Acontece uma situação absurda: por alguma razão, o papel do estuprador se torna secundário, e a inocência tem que ser comprovada pela própria vítima. E embora a porcentagem de falsas acusações de estupro seja extremamente pequena, vídeos comprometidos, fotografias e fatos são mais procurados pela vítima, e a identidade e a biografia do perpetrador são deixadas de fora.

Vítimas de violência são mais frequentemente acusadas das mesmas acusações - por exemplo, que se usaram álcool em uma empresa, elas próprias são as culpadas pelo que aconteceu. As mulheres supostamente devem monitorar constantemente sua condição, comportar-se com mais cautela e estar alerta - ou seja, cumprir certas "técnicas de segurança", caso contrário elas se tornarão uma vítima fácil para o perpetrador. Isso cria a impressão de que as mulheres estão em um ambiente hostil, e os homens estão esperando pela primeira oportunidade para aproveitar seu momento de fraqueza. Se levarmos essa opinião a uma conclusão lógica, então acontece que os homens, em princípio, não são capazes de se controlar - e, portanto, a responsabilidade recai unicamente na mulher. Este certamente não é o caso. O fato de uma garota beber álcool é assunto dela. Cada pessoa é responsável por suas próprias ações - e a responsabilidade pelo sexo com uma garota bêbada não é removida de um homem, mas, ao contrário, cresce, porque em um estado de embriaguez um parceiro simplesmente não pode dar o consentimento informado.

Outra queixa popular contra as vítimas da violência é a acusação de "depravação". A sociedade conservadora acredita que é impossível estuprar uma menina que muitas vezes muda de parceira: a própria mulher supostamente sexualmente ativa provoca violência por seu comportamento, e apenas uma vítima inocente merece simpatia. Mas uma mulher tem o direito de escolher qualquer forma de relacionamento que lhe convier e ter tantos parceiros quanto possível: hoje ela pode querer relações livres, amanhã - monógamas, e em um mês ficar sem humor e não querer nada. Nenhum desses modelos torna indigno e digno de violência. Não importa quantos parceiros uma garota tenha antes, isso não significa que ela queira fazer sexo contra sua vontade.

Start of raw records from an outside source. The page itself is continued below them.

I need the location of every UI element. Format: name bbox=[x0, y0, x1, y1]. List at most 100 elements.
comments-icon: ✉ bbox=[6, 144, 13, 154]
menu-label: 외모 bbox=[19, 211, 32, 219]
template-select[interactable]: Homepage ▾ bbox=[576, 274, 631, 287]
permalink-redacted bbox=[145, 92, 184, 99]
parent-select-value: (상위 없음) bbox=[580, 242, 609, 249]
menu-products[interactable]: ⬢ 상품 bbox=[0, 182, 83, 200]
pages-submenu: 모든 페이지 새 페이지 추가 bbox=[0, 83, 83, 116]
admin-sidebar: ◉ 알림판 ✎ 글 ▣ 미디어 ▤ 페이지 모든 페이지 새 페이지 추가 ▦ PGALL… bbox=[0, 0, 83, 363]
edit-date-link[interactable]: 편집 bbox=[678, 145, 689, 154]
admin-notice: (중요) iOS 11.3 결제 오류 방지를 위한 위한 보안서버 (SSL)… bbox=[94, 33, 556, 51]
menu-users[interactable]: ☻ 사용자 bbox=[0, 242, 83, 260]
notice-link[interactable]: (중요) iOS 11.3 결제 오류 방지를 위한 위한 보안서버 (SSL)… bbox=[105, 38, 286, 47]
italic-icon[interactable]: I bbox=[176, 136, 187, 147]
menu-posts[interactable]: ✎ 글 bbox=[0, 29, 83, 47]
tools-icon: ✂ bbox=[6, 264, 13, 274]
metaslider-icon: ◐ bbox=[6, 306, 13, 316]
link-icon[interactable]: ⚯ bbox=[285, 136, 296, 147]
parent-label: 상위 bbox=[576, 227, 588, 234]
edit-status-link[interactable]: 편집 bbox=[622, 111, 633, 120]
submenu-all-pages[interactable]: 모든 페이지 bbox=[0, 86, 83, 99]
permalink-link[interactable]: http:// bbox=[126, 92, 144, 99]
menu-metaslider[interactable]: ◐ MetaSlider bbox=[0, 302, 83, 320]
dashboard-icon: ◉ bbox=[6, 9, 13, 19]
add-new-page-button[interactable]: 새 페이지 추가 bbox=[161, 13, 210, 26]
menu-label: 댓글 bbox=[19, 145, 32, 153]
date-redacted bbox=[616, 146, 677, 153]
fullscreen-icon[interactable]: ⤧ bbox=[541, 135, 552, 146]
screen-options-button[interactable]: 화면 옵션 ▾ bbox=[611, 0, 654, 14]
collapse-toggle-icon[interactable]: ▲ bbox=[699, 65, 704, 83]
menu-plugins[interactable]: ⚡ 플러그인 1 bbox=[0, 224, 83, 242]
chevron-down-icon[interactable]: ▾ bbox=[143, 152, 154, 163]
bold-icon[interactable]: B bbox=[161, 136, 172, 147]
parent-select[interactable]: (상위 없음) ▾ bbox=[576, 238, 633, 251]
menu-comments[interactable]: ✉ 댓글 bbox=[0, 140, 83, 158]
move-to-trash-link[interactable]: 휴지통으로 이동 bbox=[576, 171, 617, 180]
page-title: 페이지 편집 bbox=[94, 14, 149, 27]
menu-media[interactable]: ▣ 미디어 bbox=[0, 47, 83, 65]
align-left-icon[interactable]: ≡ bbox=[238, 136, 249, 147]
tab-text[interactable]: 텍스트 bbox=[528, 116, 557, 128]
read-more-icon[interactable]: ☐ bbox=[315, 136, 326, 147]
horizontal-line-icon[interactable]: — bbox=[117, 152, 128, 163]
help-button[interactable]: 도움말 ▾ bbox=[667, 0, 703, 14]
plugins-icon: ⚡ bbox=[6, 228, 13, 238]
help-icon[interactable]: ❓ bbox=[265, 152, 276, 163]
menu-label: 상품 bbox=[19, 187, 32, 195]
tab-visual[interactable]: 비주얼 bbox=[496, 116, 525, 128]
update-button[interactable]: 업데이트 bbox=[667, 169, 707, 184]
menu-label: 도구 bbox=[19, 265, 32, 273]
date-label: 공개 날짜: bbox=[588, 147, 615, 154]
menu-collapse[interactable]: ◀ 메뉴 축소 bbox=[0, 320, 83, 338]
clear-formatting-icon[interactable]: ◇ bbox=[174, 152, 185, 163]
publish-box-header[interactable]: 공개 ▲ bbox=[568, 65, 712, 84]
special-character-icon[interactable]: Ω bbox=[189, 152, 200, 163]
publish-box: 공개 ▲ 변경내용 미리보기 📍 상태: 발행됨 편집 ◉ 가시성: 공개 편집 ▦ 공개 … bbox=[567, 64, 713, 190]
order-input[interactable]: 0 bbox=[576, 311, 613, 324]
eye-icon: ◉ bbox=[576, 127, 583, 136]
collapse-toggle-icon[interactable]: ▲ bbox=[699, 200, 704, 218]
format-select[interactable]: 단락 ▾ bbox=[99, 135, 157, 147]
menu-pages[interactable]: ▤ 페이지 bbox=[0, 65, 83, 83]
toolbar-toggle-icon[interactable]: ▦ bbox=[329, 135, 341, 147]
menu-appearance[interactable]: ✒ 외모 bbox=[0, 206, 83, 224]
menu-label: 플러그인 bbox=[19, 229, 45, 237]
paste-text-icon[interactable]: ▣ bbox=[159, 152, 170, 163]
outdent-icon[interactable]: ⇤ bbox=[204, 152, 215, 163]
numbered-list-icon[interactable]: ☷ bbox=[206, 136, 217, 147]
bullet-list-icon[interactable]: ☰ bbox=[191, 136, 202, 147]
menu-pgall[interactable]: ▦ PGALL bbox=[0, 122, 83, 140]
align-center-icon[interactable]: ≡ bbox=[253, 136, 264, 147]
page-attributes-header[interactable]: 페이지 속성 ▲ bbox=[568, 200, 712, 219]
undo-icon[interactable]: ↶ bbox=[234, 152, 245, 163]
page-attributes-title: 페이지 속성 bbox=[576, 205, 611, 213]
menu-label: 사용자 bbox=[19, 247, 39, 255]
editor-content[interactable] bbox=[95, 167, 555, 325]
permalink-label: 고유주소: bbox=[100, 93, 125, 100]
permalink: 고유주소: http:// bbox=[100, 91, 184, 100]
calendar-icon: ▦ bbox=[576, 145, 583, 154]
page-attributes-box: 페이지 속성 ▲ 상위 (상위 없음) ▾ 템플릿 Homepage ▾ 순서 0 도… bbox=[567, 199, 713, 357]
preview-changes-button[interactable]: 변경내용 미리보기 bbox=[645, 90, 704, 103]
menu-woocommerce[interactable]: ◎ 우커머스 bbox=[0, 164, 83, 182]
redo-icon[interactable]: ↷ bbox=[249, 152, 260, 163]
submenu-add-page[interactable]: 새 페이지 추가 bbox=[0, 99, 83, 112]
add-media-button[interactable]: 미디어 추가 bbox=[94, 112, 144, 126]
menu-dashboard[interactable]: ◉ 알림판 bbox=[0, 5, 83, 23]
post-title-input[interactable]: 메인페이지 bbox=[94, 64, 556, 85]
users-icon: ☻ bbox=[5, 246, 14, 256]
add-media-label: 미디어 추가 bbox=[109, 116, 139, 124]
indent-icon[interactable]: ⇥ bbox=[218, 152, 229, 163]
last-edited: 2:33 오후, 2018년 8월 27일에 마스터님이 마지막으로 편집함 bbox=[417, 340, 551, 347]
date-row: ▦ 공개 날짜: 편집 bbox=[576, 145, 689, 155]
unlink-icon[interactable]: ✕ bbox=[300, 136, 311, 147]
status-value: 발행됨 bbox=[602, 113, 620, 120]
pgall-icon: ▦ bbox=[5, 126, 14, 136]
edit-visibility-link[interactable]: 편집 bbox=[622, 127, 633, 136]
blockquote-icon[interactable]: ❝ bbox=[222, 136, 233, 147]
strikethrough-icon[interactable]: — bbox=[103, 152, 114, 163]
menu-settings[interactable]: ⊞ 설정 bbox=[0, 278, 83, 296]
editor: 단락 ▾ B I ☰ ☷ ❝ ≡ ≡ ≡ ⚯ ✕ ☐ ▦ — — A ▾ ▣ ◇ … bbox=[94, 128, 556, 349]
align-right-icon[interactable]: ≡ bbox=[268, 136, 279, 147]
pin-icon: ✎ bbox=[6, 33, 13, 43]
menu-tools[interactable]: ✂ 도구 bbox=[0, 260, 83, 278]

O estupro não é uma punição por comportamento indesejado, mas um crime

Maquiagem brilhante, roupas e fotos sinceras em redes sociais também não são um convite à intimidade e não significam que uma mulher merece ser vítima de violência. As qualidades pessoais da vítima também não importam: se uma menina lhe parece cruel e mercantil, isso não significa que ela não possa ser submetida à violência. Se a vítima não parece infeliz e não chora, isso também não é motivo para não acreditar nas palavras dela. No primeiro lançamento do programa “Let it talk”, Diana Shurygina veio com um estilo e uma maquiagem brilhante e não parecia deprimida - por causa disso, o público suspeitou que ela estava mentindo. Esquecemos que pessoas diferentes sofrem lesões de maneiras diferentes: sua primeira reação pode ser não apenas tristeza e medo, mas também raiva e ansiedade.

É por causa do medo de convicção de que muitas vítimas de estupro não se atrevem a falar sobre o que aconteceu - e discussões públicas sobre se a vítima poderia ter provocado o estuprador com seu comportamento e aparência só agravam a situação. A conversa honesta e aberta sobre a violência só é possível quando as vítimas se sentem seguras o suficiente para falar sobre suas experiências e sabem que podem contar com apoio - e não tenham medo da condenação.

O estupro não é uma punição por comportamento indesejado, mas um crime. Cada um de nós tem o direito de considerar o álcool, as saias curtas e o sexo antes do casamento como inaceitáveis ​​para si mesmo pessoalmente - mas nenhum padrão pessoal pode ser uma razão para julgar outras pessoas e um motivo para negligenciar a vítima e seus sentimentos. Nenhum desses fatores torna a vítima culpada - ela sempre merece compaixão.